Here is some open-source software I've written. I've classified it into two groups: projects and hacks. Projects are programs that I've put some time and planning into and might be considered useful. Hacks are things that I slapped together quickly for a specific purpose. They may also be useful or just amusing.
Projects tend to have their own pages while hacks are just downloadable files.
Squeak Wrapper is a bash script that does all of the file copying and symlinking required to start up a Squeak session under Linux (and presumably other Unix variants).
These days, Squeak comes with its own launch script so this has been retired, but it's here if you need it.
EmacsKeys is a Squeak changeset that maps some basic Emacs key bindings to Squeak's editor. Handy for those of us with Emacs finger macros. It's not very good but it made the Squeak editor pane tolerable to me.
(A while back, someone put this on SqueakMap, here. You may be better off just installing it that way. (Hmmm. And they seem to have taken my name off the author credits. Tsk, tsk.))
mkmp3iso, a Perl script which automates the creation of CD images suitable for play on relatively unsophisticated CD-based MP3 players.
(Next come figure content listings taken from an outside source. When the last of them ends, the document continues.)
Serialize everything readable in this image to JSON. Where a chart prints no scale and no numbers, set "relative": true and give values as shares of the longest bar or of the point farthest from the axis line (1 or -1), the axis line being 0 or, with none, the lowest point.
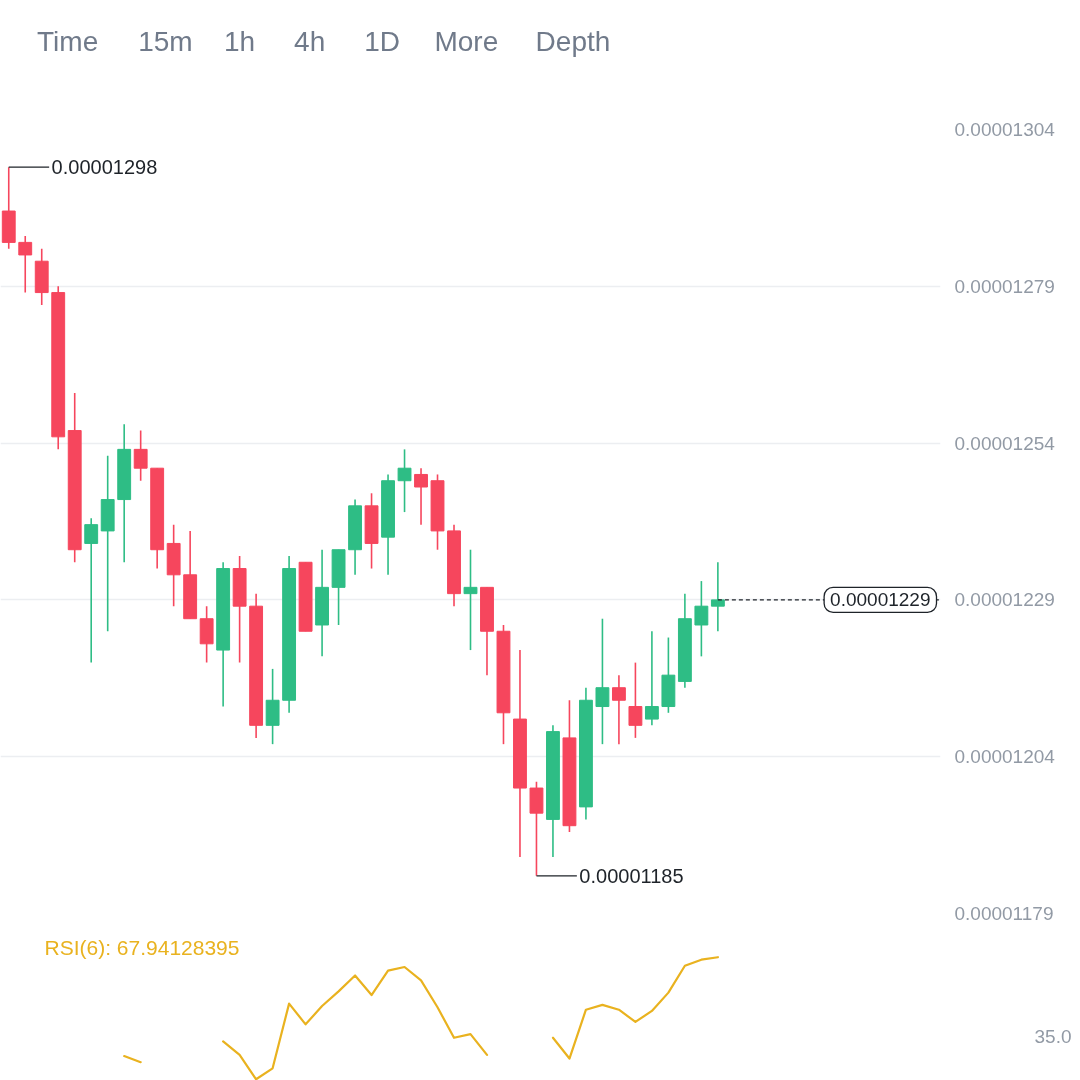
{
  "chart_data": [
    {
      "type": "candlestick",
      "categories": [
        null,
        null,
        null,
        null,
        null,
        null,
        null,
        null,
        null,
        null,
        null,
        null,
        null,
        null,
        null,
        null,
        null,
        null,
        null,
        null,
        null,
        null,
        null,
        null,
        null,
        null,
        null,
        null,
        null,
        null,
        null,
        null,
        null,
        null,
        null,
        null,
        null,
        null,
        null,
        null,
        null,
        null,
        null,
        null,
        null,
        null,
        null,
        null,
        null,
        null,
        null,
        null,
        null,
        null,
        null,
        null,
        null
      ],
      "ohlc": [
        [
          1.291e-05,
          1.298e-05,
          1.285e-05,
          1.286e-05
        ],
        [
          1.286e-05,
          1.287e-05,
          1.278e-05,
          1.284e-05
        ],
        [
          1.283e-05,
          1.285e-05,
          1.276e-05,
          1.278e-05
        ],
        [
          1.278e-05,
          1.279e-05,
          1.253e-05,
          1.255e-05
        ],
        [
          1.256e-05,
          1.262e-05,
          1.235e-05,
          1.237e-05
        ],
        [
          1.238e-05,
          1.242e-05,
          1.219e-05,
          1.241e-05
        ],
        [
          1.24e-05,
          1.252e-05,
          1.224e-05,
          1.245e-05
        ],
        [
          1.245e-05,
          1.257e-05,
          1.235e-05,
          1.253e-05
        ],
        [
          1.253e-05,
          1.256e-05,
          1.248e-05,
          1.25e-05
        ],
        [
          1.25e-05,
          1.25e-05,
          1.234e-05,
          1.237e-05
        ],
        [
          1.238e-05,
          1.241e-05,
          1.228e-05,
          1.233e-05
        ],
        [
          1.233e-05,
          1.24e-05,
          1.226e-05,
          1.226e-05
        ],
        [
          1.226e-05,
          1.228e-05,
          1.219e-05,
          1.222e-05
        ],
        [
          1.221e-05,
          1.235e-05,
          1.212e-05,
          1.234e-05
        ],
        [
          1.234e-05,
          1.236e-05,
          1.219e-05,
          1.228e-05
        ],
        [
          1.228e-05,
          1.23e-05,
          1.207e-05,
          1.209e-05
        ],
        [
          1.209e-05,
          1.218e-05,
          1.206e-05,
          1.213e-05
        ],
        [
          1.213e-05,
          1.236e-05,
          1.211e-05,
          1.234e-05
        ],
        [
          1.235e-05,
          1.235e-05,
          1.224e-05,
          1.224e-05
        ],
        [
          1.225e-05,
          1.237e-05,
          1.22e-05,
          1.231e-05
        ],
        [
          1.231e-05,
          1.237e-05,
          1.225e-05,
          1.237e-05
        ],
        [
          1.237e-05,
          1.245e-05,
          1.233e-05,
          1.244e-05
        ],
        [
          1.244e-05,
          1.246e-05,
          1.234e-05,
          1.238e-05
        ],
        [
          1.239e-05,
          1.249e-05,
          1.233e-05,
          1.248e-05
        ],
        [
          1.248e-05,
          1.253e-05,
          1.243e-05,
          1.25e-05
        ],
        [
          1.249e-05,
          1.25e-05,
          1.241e-05,
          1.247e-05
        ],
        [
          1.248e-05,
          1.249e-05,
          1.237e-05,
          1.24e-05
        ],
        [
          1.24e-05,
          1.241e-05,
          1.228e-05,
          1.23e-05
        ],
        [
          1.23e-05,
          1.237e-05,
          1.221e-05,
          1.231e-05
        ],
        [
          1.231e-05,
          1.231e-05,
          1.217e-05,
          1.224e-05
        ],
        [
          1.224e-05,
          1.225e-05,
          1.206e-05,
          1.211e-05
        ],
        [
          1.21e-05,
          1.221e-05,
          1.188e-05,
          1.199e-05
        ],
        [
          1.199e-05,
          1.2e-05,
          1.185e-05,
          1.195e-05
        ],
        [
          1.194e-05,
          1.209e-05,
          1.188e-05,
          1.208e-05
        ],
        [
          1.207e-05,
          1.213e-05,
          1.192e-05,
          1.193e-05
        ],
        [
          1.196e-05,
          1.215e-05,
          1.194e-05,
          1.213e-05
        ],
        [
          1.212e-05,
          1.226e-05,
          1.206e-05,
          1.215e-05
        ],
        [
          1.215e-05,
          1.217e-05,
          1.206e-05,
          1.213e-05
        ],
        [
          1.212e-05,
          1.219e-05,
          1.207e-05,
          1.209e-05
        ],
        [
          1.21e-05,
          1.224e-05,
          1.209e-05,
          1.212e-05
        ],
        [
          1.212e-05,
          1.223e-05,
          1.211e-05,
          1.217e-05
        ],
        [
          1.216e-05,
          1.23e-05,
          1.215e-05,
          1.226e-05
        ],
        [
          1.225e-05,
          1.232e-05,
          1.22e-05,
          1.228e-05
        ],
        [
          1.228e-05,
          1.235e-05,
          1.224e-05,
          1.229e-05
        ],
        null,
        null,
        null,
        null,
        null,
        null,
        null,
        null,
        null,
        null,
        null,
        null,
        null
      ],
      "colors": [
        "#f6465d",
        "#f6465d",
        "#f6465d",
        "#f6465d",
        "#f6465d",
        "#2ebd85",
        "#2ebd85",
        "#2ebd85",
        "#f6465d",
        "#f6465d",
        "#f6465d",
        "#f6465d",
        "#f6465d",
        "#2ebd85",
        "#f6465d",
        "#f6465d",
        "#2ebd85",
        "#2ebd85",
        "#f6465d",
        "#2ebd85",
        "#2ebd85",
        "#2ebd85",
        "#f6465d",
        "#2ebd85",
        "#2ebd85",
        "#f6465d",
        "#f6465d",
        "#f6465d",
        "#2ebd85",
        "#f6465d",
        "#f6465d",
        "#f6465d",
        "#f6465d",
        "#2ebd85",
        "#f6465d",
        "#2ebd85",
        "#2ebd85",
        "#f6465d",
        "#f6465d",
        "#2ebd85",
        "#2ebd85",
        "#2ebd85",
        "#2ebd85",
        "#2ebd85",
        null,
        null,
        null,
        null,
        null,
        null,
        null,
        null,
        null,
        null,
        null,
        null,
        null
      ],
      "ylim": [
        1.179e-05,
        1.304e-05
      ],
      "yticks": [
        {
          "value": 1.179e-05,
          "label": "0.00001179"
        },
        {
          "value": 1.204e-05,
          "label": "0.00001204"
        },
        {
          "value": 1.229e-05,
          "label": "0.00001229"
        },
        {
          "value": 1.254e-05,
          "label": "0.00001254"
        },
        {
          "value": 1.279e-05,
          "label": "0.00001279"
        },
        {
          "value": 1.304e-05,
          "label": "0.00001304"
        }
      ],
      "grid": "y",
      "tick_labels": "y",
      "ref_lines": [
        {
          "axis": "y",
          "value": 1.229e-05,
          "label": "0.00001229",
          "color": "#1e2329",
          "line_style": "dashed"
        }
      ],
      "annotations": [
        "Time",
        "15m",
        "1h",
        "4h",
        "1D",
        "More",
        "Depth",
        "0.00001298",
        "0.00001185"
      ]
    },
    {
      "type": "line",
      "title": "RSI(6): 67.94128395",
      "relative": true,
      "tick_labels": false,
      "categories": [
        null,
        null,
        null,
        null,
        null,
        null,
        null,
        null,
        null,
        null,
        null,
        null,
        null,
        null,
        null,
        null,
        null,
        null,
        null,
        null,
        null,
        null,
        null,
        null,
        null,
        null,
        null,
        null,
        null,
        null,
        null,
        null,
        null,
        null,
        null,
        null,
        null,
        null,
        null,
        null,
        null,
        null,
        null,
        null,
        null,
        null,
        null,
        null,
        null,
        null,
        null,
        null,
        null,
        null,
        null,
        null,
        null
      ],
      "series": [
        {
          "color": "#e9b21f",
          "values": [
            null,
            null,
            null,
            null,
            null,
            null,
            null,
            0.19,
            0.14,
            null,
            null,
            null,
            null,
            0.31,
            0.2,
            0,
            0.09,
            0.62,
            0.45,
            0.6,
            0.72,
            0.85,
            0.69,
            0.89,
            0.92,
            0.81,
            0.59,
            0.34,
            0.37,
            0.2,
            null,
            null,
            null,
            0.34,
            0.17,
            0.57,
            0.61,
            0.57,
            0.47,
            0.56,
            0.71,
            0.93,
            0.98,
            1,
            null,
            null,
            null,
            null,
            null,
            null,
            null,
            null,
            null,
            null,
            null,
            null,
            null
          ]
        }
      ],
      "annotations": [
        "35.0"
      ]
    }
  ]
}
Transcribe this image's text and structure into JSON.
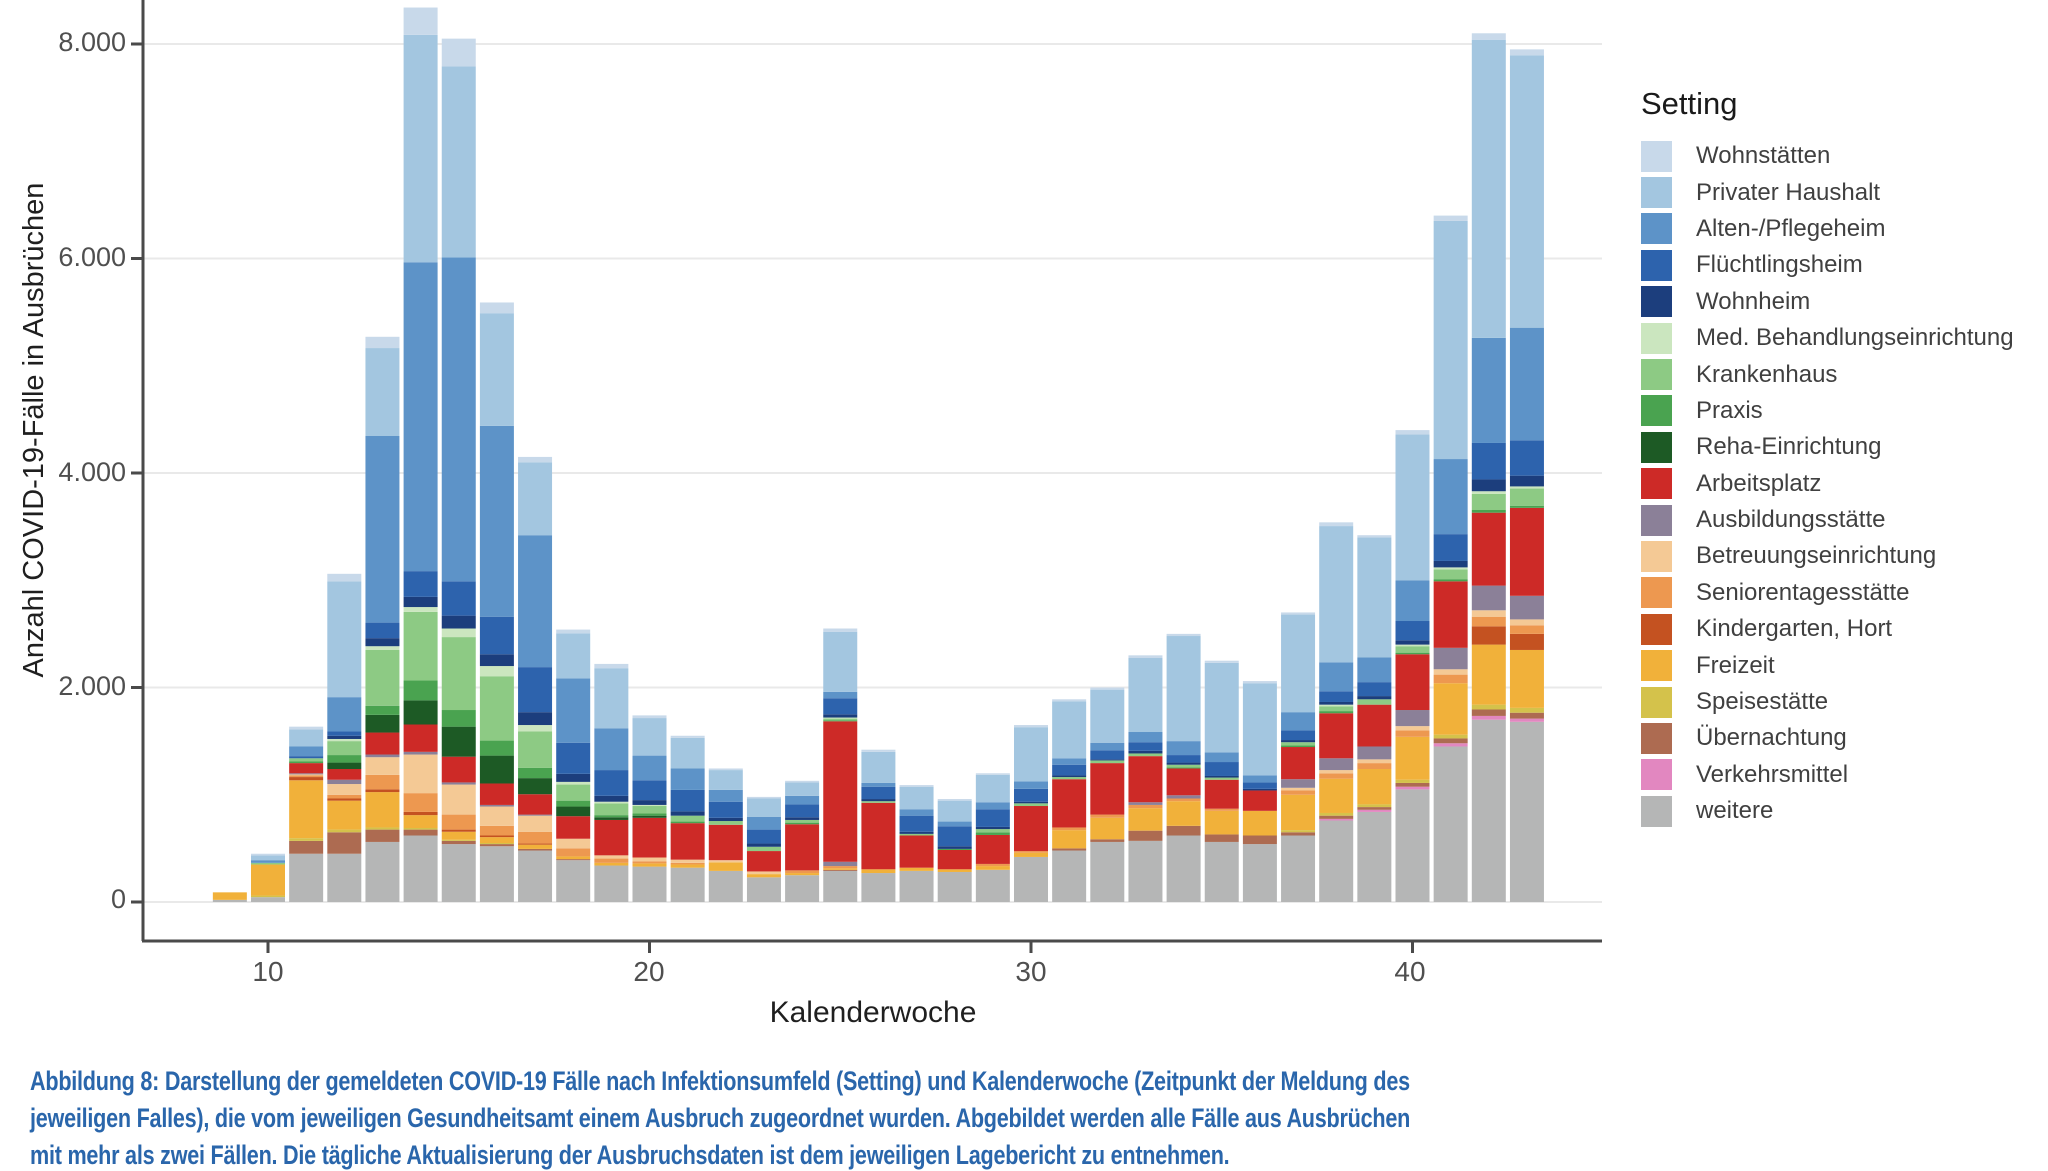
{
  "figure": {
    "background": "#ffffff",
    "panel_border_color": "#4a4a4a",
    "gridline_color": "#e9e9e9"
  },
  "chart": {
    "y_axis": {
      "title": "Anzahl COVID-19-Fälle in Ausbrüchen",
      "tick_labels": [
        "0",
        "2.000",
        "4.000",
        "6.000",
        "8.000"
      ],
      "tick_values": [
        0,
        2000,
        4000,
        6000,
        8000
      ]
    },
    "x_axis": {
      "title": "Kalenderwoche",
      "tick_labels": [
        "10",
        "20",
        "30",
        "40"
      ],
      "tick_values": [
        10,
        20,
        30,
        40
      ]
    },
    "legend": {
      "title": "Setting",
      "position": "right"
    }
  },
  "chart_data": {
    "type": "bar",
    "stacked": true,
    "xlabel": "Kalenderwoche",
    "ylabel": "Anzahl COVID-19-Fälle in Ausbrüchen",
    "legend_title": "Setting",
    "legend_position": "right",
    "grid": "horizontal-major",
    "ylim": [
      0,
      8500
    ],
    "x": [
      9,
      10,
      11,
      12,
      13,
      14,
      15,
      16,
      17,
      18,
      19,
      20,
      21,
      22,
      23,
      24,
      25,
      26,
      27,
      28,
      29,
      30,
      31,
      32,
      33,
      34,
      35,
      36,
      37,
      38,
      39,
      40,
      41,
      42,
      43
    ],
    "series": [
      {
        "name": "Wohnstätten",
        "color": "#c8d9ea",
        "values": [
          0,
          15,
          25,
          70,
          105,
          255,
          260,
          100,
          50,
          35,
          40,
          25,
          20,
          15,
          15,
          15,
          30,
          20,
          15,
          15,
          15,
          20,
          20,
          20,
          25,
          20,
          20,
          20,
          20,
          35,
          20,
          40,
          50,
          60,
          55
        ]
      },
      {
        "name": "Privater Haushalt",
        "color": "#a3c6e0",
        "values": [
          0,
          45,
          160,
          1080,
          820,
          2120,
          1780,
          1050,
          680,
          420,
          560,
          350,
          285,
          185,
          170,
          125,
          560,
          290,
          210,
          195,
          255,
          505,
          530,
          495,
          690,
          980,
          835,
          860,
          910,
          1270,
          1120,
          1360,
          2220,
          2780,
          2540
        ]
      },
      {
        "name": "Alten-/Pflegeheim",
        "color": "#5d93c8",
        "values": [
          0,
          25,
          90,
          320,
          1740,
          2880,
          3020,
          1780,
          1230,
          600,
          390,
          230,
          200,
          110,
          120,
          80,
          60,
          35,
          60,
          45,
          65,
          70,
          60,
          70,
          95,
          130,
          90,
          65,
          170,
          270,
          230,
          380,
          700,
          980,
          1050
        ]
      },
      {
        "name": "Flüchtlingsheim",
        "color": "#2d63ad",
        "values": [
          0,
          0,
          20,
          40,
          145,
          240,
          320,
          350,
          420,
          290,
          240,
          185,
          200,
          150,
          130,
          120,
          150,
          115,
          150,
          185,
          165,
          120,
          100,
          85,
          80,
          70,
          130,
          60,
          90,
          100,
          130,
          180,
          250,
          340,
          330
        ]
      },
      {
        "name": "Wohnheim",
        "color": "#1c3e7d",
        "values": [
          0,
          0,
          0,
          30,
          75,
          95,
          120,
          110,
          120,
          75,
          55,
          45,
          40,
          30,
          30,
          25,
          30,
          20,
          20,
          25,
          20,
          15,
          15,
          10,
          25,
          20,
          15,
          15,
          20,
          25,
          30,
          40,
          60,
          110,
          100
        ]
      },
      {
        "name": "Med. Behandlungseinrichtung",
        "color": "#cbe6bf",
        "values": [
          0,
          0,
          0,
          20,
          35,
          45,
          80,
          95,
          60,
          25,
          15,
          10,
          0,
          0,
          0,
          0,
          10,
          0,
          0,
          0,
          0,
          0,
          0,
          0,
          0,
          0,
          0,
          0,
          0,
          15,
          0,
          15,
          20,
          25,
          20
        ]
      },
      {
        "name": "Krankenhaus",
        "color": "#8dca84",
        "values": [
          0,
          15,
          30,
          130,
          520,
          640,
          680,
          600,
          340,
          150,
          110,
          70,
          55,
          35,
          40,
          25,
          15,
          15,
          15,
          0,
          30,
          25,
          20,
          25,
          25,
          25,
          20,
          0,
          30,
          45,
          50,
          60,
          90,
          150,
          160
        ]
      },
      {
        "name": "Praxis",
        "color": "#4aa350",
        "values": [
          0,
          0,
          15,
          70,
          85,
          185,
          155,
          140,
          95,
          55,
          20,
          20,
          15,
          0,
          0,
          15,
          10,
          0,
          0,
          10,
          25,
          0,
          0,
          0,
          0,
          10,
          0,
          0,
          15,
          20,
          0,
          15,
          20,
          25,
          20
        ]
      },
      {
        "name": "Reha-Einrichtung",
        "color": "#1d5a25",
        "values": [
          0,
          0,
          0,
          60,
          165,
          225,
          280,
          260,
          150,
          90,
          25,
          20,
          0,
          0,
          0,
          0,
          0,
          0,
          0,
          0,
          0,
          0,
          0,
          0,
          0,
          0,
          0,
          0,
          0,
          0,
          0,
          0,
          0,
          0,
          0
        ]
      },
      {
        "name": "Arbeitsplatz",
        "color": "#cd2a27",
        "values": [
          0,
          0,
          95,
          100,
          205,
          255,
          240,
          200,
          190,
          210,
          330,
          370,
          340,
          330,
          190,
          430,
          1310,
          620,
          300,
          180,
          270,
          420,
          450,
          480,
          430,
          250,
          270,
          190,
          300,
          420,
          390,
          520,
          620,
          680,
          820
        ]
      },
      {
        "name": "Ausbildungsstätte",
        "color": "#8b8098",
        "values": [
          0,
          0,
          10,
          40,
          25,
          25,
          20,
          15,
          10,
          0,
          0,
          0,
          0,
          0,
          0,
          0,
          40,
          0,
          0,
          0,
          0,
          0,
          0,
          0,
          25,
          30,
          0,
          0,
          80,
          110,
          120,
          150,
          200,
          230,
          220
        ]
      },
      {
        "name": "Betreuungseinrichtung",
        "color": "#f4c995",
        "values": [
          0,
          0,
          10,
          100,
          165,
          360,
          280,
          180,
          150,
          90,
          30,
          35,
          30,
          20,
          25,
          0,
          0,
          0,
          0,
          0,
          0,
          0,
          0,
          0,
          0,
          0,
          0,
          0,
          25,
          30,
          35,
          40,
          50,
          60,
          55
        ]
      },
      {
        "name": "Seniorentagesstätte",
        "color": "#ed9850",
        "values": [
          0,
          0,
          15,
          35,
          135,
          175,
          140,
          90,
          110,
          75,
          40,
          20,
          15,
          0,
          0,
          25,
          20,
          0,
          0,
          0,
          20,
          15,
          25,
          30,
          30,
          25,
          20,
          0,
          40,
          50,
          55,
          60,
          80,
          90,
          80
        ]
      },
      {
        "name": "Kindergarten, Hort",
        "color": "#c45221",
        "values": [
          0,
          0,
          30,
          20,
          25,
          30,
          20,
          15,
          10,
          0,
          0,
          0,
          0,
          0,
          0,
          0,
          0,
          0,
          0,
          0,
          0,
          0,
          0,
          0,
          0,
          0,
          0,
          0,
          0,
          0,
          0,
          0,
          0,
          170,
          150
        ]
      },
      {
        "name": "Freizeit",
        "color": "#f1b13a",
        "values": [
          70,
          290,
          540,
          270,
          330,
          120,
          75,
          55,
          40,
          25,
          25,
          30,
          30,
          80,
          30,
          20,
          15,
          35,
          30,
          25,
          35,
          40,
          170,
          200,
          210,
          230,
          220,
          230,
          330,
          320,
          330,
          400,
          480,
          560,
          540
        ]
      },
      {
        "name": "Speisestätte",
        "color": "#d4c24b",
        "values": [
          0,
          15,
          25,
          25,
          20,
          15,
          10,
          10,
          0,
          0,
          0,
          0,
          0,
          0,
          0,
          0,
          0,
          0,
          0,
          0,
          0,
          0,
          0,
          0,
          0,
          0,
          0,
          0,
          20,
          25,
          25,
          30,
          35,
          45,
          45
        ]
      },
      {
        "name": "Übernachtung",
        "color": "#ad6b51",
        "values": [
          0,
          0,
          120,
          200,
          115,
          55,
          30,
          20,
          15,
          10,
          0,
          0,
          0,
          0,
          0,
          0,
          10,
          0,
          0,
          0,
          0,
          0,
          20,
          25,
          95,
          90,
          70,
          80,
          30,
          30,
          25,
          35,
          45,
          60,
          55
        ]
      },
      {
        "name": "Verkehrsmittel",
        "color": "#e287c0",
        "values": [
          0,
          0,
          0,
          0,
          0,
          0,
          0,
          0,
          0,
          0,
          0,
          0,
          0,
          0,
          0,
          0,
          0,
          0,
          0,
          0,
          0,
          0,
          0,
          0,
          0,
          0,
          0,
          0,
          0,
          15,
          20,
          25,
          30,
          35,
          30
        ]
      },
      {
        "name": "weitere",
        "color": "#b5b6b6",
        "values": [
          20,
          45,
          450,
          450,
          560,
          620,
          540,
          520,
          480,
          390,
          340,
          330,
          320,
          290,
          230,
          250,
          290,
          270,
          290,
          280,
          300,
          420,
          480,
          560,
          570,
          620,
          560,
          540,
          620,
          760,
          840,
          1050,
          1450,
          1700,
          1680
        ]
      }
    ]
  },
  "caption": {
    "lines": [
      "Abbildung 8: Darstellung der gemeldeten COVID-19 Fälle nach Infektionsumfeld (Setting) und Kalenderwoche (Zeitpunkt der Meldung des",
      "jeweiligen Falles), die vom jeweiligen Gesundheitsamt einem Ausbruch zugeordnet wurden. Abgebildet werden alle Fälle aus Ausbrüchen",
      "mit mehr als zwei Fällen. Die tägliche Aktualisierung der Ausbruchsdaten ist dem jeweiligen Lagebericht zu entnehmen."
    ]
  }
}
Filenames are reduced to 8 characters (and possibly a 3-character extension) and directory structures are flattened so that all subdirectories (i.e. "albums") are subdirectories of the root. This (hopefully) makes it hard to run into any arbitrary built-in limit such devices tend to have.
I wrote this to use with my Samsung MCD-MP67 and it worked fine until the day someone stole it from my car and I just bit the bullet and bought a Neuros (which I don't leave in the car). I don't need it anymore, but it's here if you do.